Участники процесса жизни, не ждите результата! Любое достижение цели – это потеря ее. Пусть она ускользает, пусть множится, порождая беспокойство и одиночество. Лишь бы не уныние. Уныние – грех, а одиночество и беспокойство лишь стимул для преодоления. Приблизиться к этим барьерам можно, преодолеть – нет. И не нужно. Там, по другую сторону, ленивая толпа. Боритесь с одиночеством, и, может быть, вам повезет: вы достигнете уединения.

Великий грузинский поэт Галактион Табидзе был маэстро жизни в одиночку. Это искусство чрезвычайно сложное: одному невмоготу, а вместе не случается. Он жил на грани и однажды эту грань перешел через подоконник. Он остался одиноким, но перестал быть единственным. Своим шагом и кратким полетом он влился в статистический коллектив, о котором социологи (или кто там?) пишут: в среднем в мире ежедневно выпрыгивают из окна…

Тяжело, видимо, одному.

В его квартире на Плеханова в Тбилиси часто портилась проводка. Он писал свои стихи при свече и ждал монтеров. Приходили с белыми фарфоровыми роликами и черной изолентой грузинские мужики, ремонтировали провода, садились за стол после завершения трудов и, скромно (по достатку и организации быта поэта) выпивая и закусывая, беседовали с Галактионом. Потом уходили. Спустя неточное время свет снова перегорал, и они опять приходили, чинили и беседовали за столом. Потом история повторялась… Тактичные монтеры не сетовали на частые вызовы. Они поняли со второго раза их причину. Профессионалы быстро установили, что поэт, почитаемый в народе гением, сам обрывал витые провода, чтобы кто-нибудь живой пришел к нему и поговорил…

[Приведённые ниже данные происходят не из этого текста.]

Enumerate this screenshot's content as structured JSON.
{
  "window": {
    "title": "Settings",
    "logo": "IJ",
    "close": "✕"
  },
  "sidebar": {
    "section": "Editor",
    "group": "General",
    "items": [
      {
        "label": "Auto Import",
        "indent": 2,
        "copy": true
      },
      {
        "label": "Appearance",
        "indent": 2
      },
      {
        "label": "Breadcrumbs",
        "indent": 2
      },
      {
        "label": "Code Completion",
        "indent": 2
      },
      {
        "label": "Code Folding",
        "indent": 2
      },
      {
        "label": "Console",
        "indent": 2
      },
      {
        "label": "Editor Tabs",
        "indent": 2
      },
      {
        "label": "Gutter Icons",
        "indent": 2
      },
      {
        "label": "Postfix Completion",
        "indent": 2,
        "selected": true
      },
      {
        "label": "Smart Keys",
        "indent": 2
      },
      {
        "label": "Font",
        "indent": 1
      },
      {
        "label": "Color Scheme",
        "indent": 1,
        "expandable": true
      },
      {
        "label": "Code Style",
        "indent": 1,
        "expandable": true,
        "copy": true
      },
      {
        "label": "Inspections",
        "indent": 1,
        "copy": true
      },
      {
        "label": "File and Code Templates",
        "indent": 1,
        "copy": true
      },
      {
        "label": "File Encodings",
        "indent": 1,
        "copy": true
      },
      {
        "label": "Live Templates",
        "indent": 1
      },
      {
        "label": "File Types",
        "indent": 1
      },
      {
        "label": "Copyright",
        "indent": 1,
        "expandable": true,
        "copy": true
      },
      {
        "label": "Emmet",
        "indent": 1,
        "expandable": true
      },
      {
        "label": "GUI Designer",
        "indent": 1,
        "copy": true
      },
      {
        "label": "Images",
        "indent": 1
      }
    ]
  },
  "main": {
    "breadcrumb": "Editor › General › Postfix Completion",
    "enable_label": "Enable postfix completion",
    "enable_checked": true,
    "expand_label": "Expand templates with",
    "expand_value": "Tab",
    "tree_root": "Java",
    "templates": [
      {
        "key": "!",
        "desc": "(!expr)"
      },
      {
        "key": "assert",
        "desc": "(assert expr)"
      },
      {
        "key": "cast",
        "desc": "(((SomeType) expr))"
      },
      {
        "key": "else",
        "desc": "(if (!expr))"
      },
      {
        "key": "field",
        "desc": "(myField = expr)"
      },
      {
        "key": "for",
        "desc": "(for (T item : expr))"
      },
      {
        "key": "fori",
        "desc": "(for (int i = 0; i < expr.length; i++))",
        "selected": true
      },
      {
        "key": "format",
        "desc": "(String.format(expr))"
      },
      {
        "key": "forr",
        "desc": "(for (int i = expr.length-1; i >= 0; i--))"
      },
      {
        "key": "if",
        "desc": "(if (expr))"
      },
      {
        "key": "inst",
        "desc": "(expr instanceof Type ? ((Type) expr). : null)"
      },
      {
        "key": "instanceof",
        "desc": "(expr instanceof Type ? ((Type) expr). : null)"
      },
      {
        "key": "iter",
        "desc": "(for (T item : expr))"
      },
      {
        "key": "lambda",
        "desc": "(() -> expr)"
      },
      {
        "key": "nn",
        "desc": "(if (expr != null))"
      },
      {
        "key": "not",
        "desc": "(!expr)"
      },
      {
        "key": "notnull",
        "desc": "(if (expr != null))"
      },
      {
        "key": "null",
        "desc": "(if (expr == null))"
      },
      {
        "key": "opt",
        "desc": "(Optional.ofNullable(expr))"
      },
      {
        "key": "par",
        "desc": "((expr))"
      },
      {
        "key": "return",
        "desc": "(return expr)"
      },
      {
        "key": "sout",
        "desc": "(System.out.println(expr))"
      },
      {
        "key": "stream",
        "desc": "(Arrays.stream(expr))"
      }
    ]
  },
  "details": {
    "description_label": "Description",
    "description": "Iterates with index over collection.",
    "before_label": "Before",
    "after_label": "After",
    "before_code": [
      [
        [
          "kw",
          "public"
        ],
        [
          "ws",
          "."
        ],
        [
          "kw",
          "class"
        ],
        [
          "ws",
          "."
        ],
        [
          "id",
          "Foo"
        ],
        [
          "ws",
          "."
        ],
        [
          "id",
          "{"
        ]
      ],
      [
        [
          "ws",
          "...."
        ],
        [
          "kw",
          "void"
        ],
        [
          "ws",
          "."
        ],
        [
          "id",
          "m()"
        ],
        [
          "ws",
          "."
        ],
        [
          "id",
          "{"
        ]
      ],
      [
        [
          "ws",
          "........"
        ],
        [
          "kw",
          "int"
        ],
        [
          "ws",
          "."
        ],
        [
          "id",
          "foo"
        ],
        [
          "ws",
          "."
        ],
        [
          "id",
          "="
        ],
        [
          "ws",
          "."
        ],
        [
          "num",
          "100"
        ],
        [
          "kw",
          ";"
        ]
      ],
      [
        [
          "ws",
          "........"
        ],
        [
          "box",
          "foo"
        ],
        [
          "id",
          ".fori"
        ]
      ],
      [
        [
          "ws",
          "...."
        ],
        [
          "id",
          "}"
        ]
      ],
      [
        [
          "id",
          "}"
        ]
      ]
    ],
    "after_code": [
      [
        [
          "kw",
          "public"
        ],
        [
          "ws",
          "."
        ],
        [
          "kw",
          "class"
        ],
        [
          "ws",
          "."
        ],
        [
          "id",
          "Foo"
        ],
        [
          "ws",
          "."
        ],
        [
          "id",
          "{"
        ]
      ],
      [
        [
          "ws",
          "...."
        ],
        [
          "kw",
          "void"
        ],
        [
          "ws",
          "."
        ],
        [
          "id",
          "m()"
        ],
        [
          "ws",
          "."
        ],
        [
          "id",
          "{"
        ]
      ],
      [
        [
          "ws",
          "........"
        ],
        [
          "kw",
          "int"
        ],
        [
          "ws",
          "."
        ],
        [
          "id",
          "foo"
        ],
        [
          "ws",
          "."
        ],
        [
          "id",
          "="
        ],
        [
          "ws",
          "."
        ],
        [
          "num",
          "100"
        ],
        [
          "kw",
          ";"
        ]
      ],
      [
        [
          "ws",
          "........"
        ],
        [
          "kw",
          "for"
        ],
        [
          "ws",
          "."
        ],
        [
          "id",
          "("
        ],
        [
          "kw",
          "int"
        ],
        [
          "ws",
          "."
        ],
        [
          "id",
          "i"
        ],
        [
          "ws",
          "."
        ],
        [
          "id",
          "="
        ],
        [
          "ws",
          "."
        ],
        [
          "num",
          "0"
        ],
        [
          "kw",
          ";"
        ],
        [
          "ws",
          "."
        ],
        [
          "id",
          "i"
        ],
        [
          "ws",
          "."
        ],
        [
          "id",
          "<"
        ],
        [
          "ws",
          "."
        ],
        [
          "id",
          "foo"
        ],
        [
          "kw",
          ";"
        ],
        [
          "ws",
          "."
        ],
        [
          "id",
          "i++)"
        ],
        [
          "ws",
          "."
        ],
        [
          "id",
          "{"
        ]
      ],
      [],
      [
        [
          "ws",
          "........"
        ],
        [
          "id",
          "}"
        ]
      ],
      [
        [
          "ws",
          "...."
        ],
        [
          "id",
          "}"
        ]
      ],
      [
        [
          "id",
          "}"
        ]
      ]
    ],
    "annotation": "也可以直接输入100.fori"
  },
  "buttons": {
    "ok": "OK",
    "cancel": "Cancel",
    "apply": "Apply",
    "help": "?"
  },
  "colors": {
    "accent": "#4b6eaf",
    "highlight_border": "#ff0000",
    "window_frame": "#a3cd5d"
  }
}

110-летний юбилей Табидзе проходил в той самой квартире, где он творил и хитрил с электриками, и собрал много достойных людей – человек восемнадцать. Они читали стихи и вспоминали его жизнь. Мужчины, женщины и дети были бы хорошей необременительной компанией для поэта. Но его нет. А они живы и тоже порой нуждаются в общении.

День рождения Галактиона Табидзе был в субботу, а в воскресенье там же, в Тбилиси, случился еще один юбилей. Его начали отмечать днем. На большом сером доме, у парадной двери с выбитыми стеклами, открыли мемориальную доску замечательному одиночке коллективной игры в футбол Давиду Кипиани. В этот день ему исполнилось бы пятьдесят лет. Если бы не автокатастрофа, свое физическое существование он продолжал бы долго – спорт не сильно навредил его здоровью. А свою жизнь в футболе он прервал сам.

Не знаю, в дверь или в окно он вышел из большой игры, но он устал быть одиноким и не понимаемым в командах. Может быть, Дато, инакомыслящий на поле футболист, чьей внешней артистической стороной жизни любовались зрители, искал понятную лишь ему гармонию в этом шаге через барьер?..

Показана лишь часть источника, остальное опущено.